Aggressione a tifosi Juve arrestati e indagati ultras del Napoli

Frosinone, tifosi Juve aggrediti: arrestati tre ultra del Napoli

I fatti risalgono al 15 maggio scorso, quando un gruppo di sette tifosi della Juventus, residenti a Brindisi e di rientro dalla trasferta di Roma, venne violentemente aggredito con calci, pugni e bastoni da un altro gruppo di circa venti tifosi ultras del Napoli, che rientravano dalla trasferta di Torino, presso l'area di servizio autostradale "La Macchia Ovest" sulla A1. Agli arresti sono finiti due tifosi napoletani di 23 e 24 anni ed un casertano di 33 anni, due dei quali con precedenti penali.

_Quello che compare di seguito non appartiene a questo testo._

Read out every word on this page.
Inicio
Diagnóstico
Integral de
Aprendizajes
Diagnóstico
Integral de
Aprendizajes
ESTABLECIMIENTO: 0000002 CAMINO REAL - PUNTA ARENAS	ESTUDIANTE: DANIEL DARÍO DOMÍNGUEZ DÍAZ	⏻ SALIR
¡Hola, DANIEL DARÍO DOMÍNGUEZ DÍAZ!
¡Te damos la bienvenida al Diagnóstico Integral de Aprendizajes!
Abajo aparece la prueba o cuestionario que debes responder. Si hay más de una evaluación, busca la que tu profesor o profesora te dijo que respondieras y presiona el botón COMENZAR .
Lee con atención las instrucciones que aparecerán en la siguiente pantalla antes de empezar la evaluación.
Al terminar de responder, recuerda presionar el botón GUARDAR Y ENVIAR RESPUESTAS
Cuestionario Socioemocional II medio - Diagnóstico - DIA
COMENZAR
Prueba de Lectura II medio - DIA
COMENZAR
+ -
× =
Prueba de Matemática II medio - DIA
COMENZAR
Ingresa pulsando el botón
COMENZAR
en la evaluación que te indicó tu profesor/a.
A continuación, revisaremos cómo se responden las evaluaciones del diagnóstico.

Terminata l'aggressione fisica, i tifosi partenopei si impossessavano anche delle borse all'interno del furgone su cui viaggiavano i supporter juventini, contenenti denaro, documenti ed altri oggetti personali, e si allontanavano dal luogo dell'evento a bordo di alcuni veicoli. I feriti hanno riportato lesioni con prognosi dai due agli otto giorni. In seguito sono state eseguite, tra Napoli e Caserta, perquisizioni domiciliari a carico di alcuni degli identificati attraverso le telecamere di videosorveglianza presenti nell'area di servizio, teatro dell'assalto al bus. Per tutti e tre sono state avviate le procedure per l'emissione del provvedimento di divieto di accesso ai luoghi dove si svolgono manifestazioni sportive (Daspo).

Chi era già fuori dal mezzo è stato pestato senza pietà, mentre per far scendere gli altri sono stati rotti i vetri del furgoncino e gettati all'interno dei fumogeni. I provvedimenti, scaturiti dalle indagini svolte dalla Polstrada di Frosinone, sono stati firmati dal Gip di Frosinone Antonello Bracaglia Morante. Intanto continuano, senza sosta, le indagini per identificare i restanti pseudo tifosi azzurri complici nei reati ascritti agli arrestati di oggi.